Kathleen Kalb launches A Fatal First Night
Kathleen Marple Kalb grew up in front of a microphone, and a keyboard. She’s now a weekend morning anchor at 1010 WINS New York, capping a career begun as a teenage DJ in Brookville, Pennsylvania. She worked her way up through newsrooms in Pittsburgh, Vermont and Connecticut, developing her skills and a deep and abiding distaste for snowstorms. While she wrote her first (thankfully unpublished) historical novel at age sixteen, fiction was firmly in the past until her son started kindergarten and she tried again. She, her husband the Professor, and their son the Imp, live in a Connecticut house owned by their cat.
WHERE TO FIND ME:
Do your characters come before or after your plot?
I’m absolutely character-driven. First, I come up with a group of people I want to spend time with, and then I figure out what to do with them. It often grows out of the characters’ lives and work: A FATAL FIRST NIGHT starts with a backstage murder at Ella Shane’s current production, and the murder trial that reporter Hetty MacNaughten is finally allowed to cover. Most of the twists grow out of the characters’ relationships and their expectations. Not that I don’t spend plenty of time on plot. In FIRST NIGHT, there are two interlocking cases, and (hint, not spoiler!) you don’t know until the very end how everything is connected.
How do you choose a villain and how do you make them human?
All villains aren’t killers…and all killers aren’t obvious villains. Many of the nastiest characters in my work are simply horrible humans, but not necessarily the murderer. I like to think that all of my characters seem real and human, since they are to me, so the killers are often appealing people. Usually, they’re driven by ambition or need, and don’t understand why what they’ve done is wrong.
Do your reading choices reflect your writing choices?
Sure do! I’ve been a history buff since I was a kid, and the Victorian Era was always a favorite. Years before I was writing the Ella Shane series, I was marinating in the time period, and absorbing the details and the mores of the period. More, I grew up on ANNE OF GREEN GABLES and other late-Victorian fiction, and just loved the sense of a big cast of lovable people in a close-knit area. And, of course, the story of the poor orphan girl who makes good with a found family. History is still my go-to read when I’m working on a new project or just stressed. I’m reading Alison Weir’s biography of Elizabeth of York right now!
Which type of characters are your favorite to write?

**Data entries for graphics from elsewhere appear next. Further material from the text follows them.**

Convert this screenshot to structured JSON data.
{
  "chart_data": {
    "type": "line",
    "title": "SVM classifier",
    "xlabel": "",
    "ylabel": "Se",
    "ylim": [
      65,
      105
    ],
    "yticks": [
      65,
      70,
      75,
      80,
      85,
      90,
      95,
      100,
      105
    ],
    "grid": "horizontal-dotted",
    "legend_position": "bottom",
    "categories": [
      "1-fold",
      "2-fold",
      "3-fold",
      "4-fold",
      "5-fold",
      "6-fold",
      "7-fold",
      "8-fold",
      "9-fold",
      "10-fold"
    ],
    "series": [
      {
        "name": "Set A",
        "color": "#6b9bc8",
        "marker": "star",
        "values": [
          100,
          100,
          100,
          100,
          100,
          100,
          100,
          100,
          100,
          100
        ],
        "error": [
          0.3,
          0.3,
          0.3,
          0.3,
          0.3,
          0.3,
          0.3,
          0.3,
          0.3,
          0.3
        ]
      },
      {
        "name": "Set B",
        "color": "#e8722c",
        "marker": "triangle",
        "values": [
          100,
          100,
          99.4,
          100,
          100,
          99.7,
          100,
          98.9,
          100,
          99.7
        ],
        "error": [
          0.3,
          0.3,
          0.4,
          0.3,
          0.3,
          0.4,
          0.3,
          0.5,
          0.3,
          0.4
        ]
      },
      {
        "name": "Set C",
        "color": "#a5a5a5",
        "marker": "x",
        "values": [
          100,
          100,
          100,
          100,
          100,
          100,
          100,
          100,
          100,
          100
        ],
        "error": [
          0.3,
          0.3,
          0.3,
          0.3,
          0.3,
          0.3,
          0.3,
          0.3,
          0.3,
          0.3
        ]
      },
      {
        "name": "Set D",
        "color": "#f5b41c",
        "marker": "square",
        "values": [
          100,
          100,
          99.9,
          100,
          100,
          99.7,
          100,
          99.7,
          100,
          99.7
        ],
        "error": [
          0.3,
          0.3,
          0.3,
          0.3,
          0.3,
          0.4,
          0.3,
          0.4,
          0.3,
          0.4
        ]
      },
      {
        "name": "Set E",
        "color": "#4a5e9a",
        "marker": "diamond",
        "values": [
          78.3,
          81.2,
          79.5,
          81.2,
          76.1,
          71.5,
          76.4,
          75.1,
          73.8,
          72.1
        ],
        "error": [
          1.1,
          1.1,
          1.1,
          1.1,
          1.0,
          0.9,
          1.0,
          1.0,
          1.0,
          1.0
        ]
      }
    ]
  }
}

Actually, as much fun as it is to “be” the main character and see the story through her eyes (I write first person), it’s often most satisfying to create a supporting character, or someone who has a small, but unforgettable role. Those vivid little portraits, like the judge in the trial in FIRST NIGHT, or a bitter retired opera singer in FINALE, are really fulfilling for a writer. I take a lot of joy in creating those folks, whether or not we see them again.
What are you working on now?
The third Ella Shane is in process – coming next year from Kensington. I’m well into a fourth, but I can’t tell you the frame without a major spoiler, so let’s just say that if/when it happens, it will be a lot of fun. Also on my plate, under the pen name of Nikki Knight, is a contemporary cozy set at a Vermont radio station: LIVE, LOCAL AND DEAD is due next spring from Crooked Lane. And, I’m working on an entirely new historical project involving the early silent movie business in New York.
What sort of research do you do for your work?
The backbone of my research is simply a lifetime of reading history. I still devour new books on the Victorian Era and more whenever I see them at my library. That said, when I’m working on a project, there are a lot of little details that have to be nailed down – thank heavens for all the records posted online! Old calendars, baseball schedules, pictures of old jewelry, corset ads, you name it, I’ve spent more time than you’d like to think studying them. And loved every second of it!
A FATAL FIRST NIGHT – published 4/27/21: The return of swashbuckling opera diva Ella Shane, an Irish-Jewish Lower East Side orphan made good, opens with a murder in Richard III’s dressing room after the premiere of her new production, The Princes in the Tower. Ella and friends aren't at all sure about their colleague's guilt -- even though it seems obvious. Meanwhile, newspaper reporter Hetty MacNaughten has finally escaped hats to cover a sensational murder trial. And then her British aristocrat beau shows up with more than romance on his mind. Before it’s over, the cast will have to sort out several interlocking mysteries…and find another Richard III. Will everyone survive to the final curtain?
A FATAL FINALE (4/28/20) Ella’s debut, features her singing Romeo when her Juliet dies onstage. The girl’s cousin, a genuine British Duke, comes to New York to investigate and immediately insults Ella – who schools him in a fencing match. Soon, Ella, her “confirmed bachelor” former boxing champ cousin Tommy, and the colorful cast are looking for a killer…and the Duke is hooked. No spoiler (just tease!) it all culminates in a catwalk duel with the killer – with Ella handling swordplay while the Duke waits in the wings.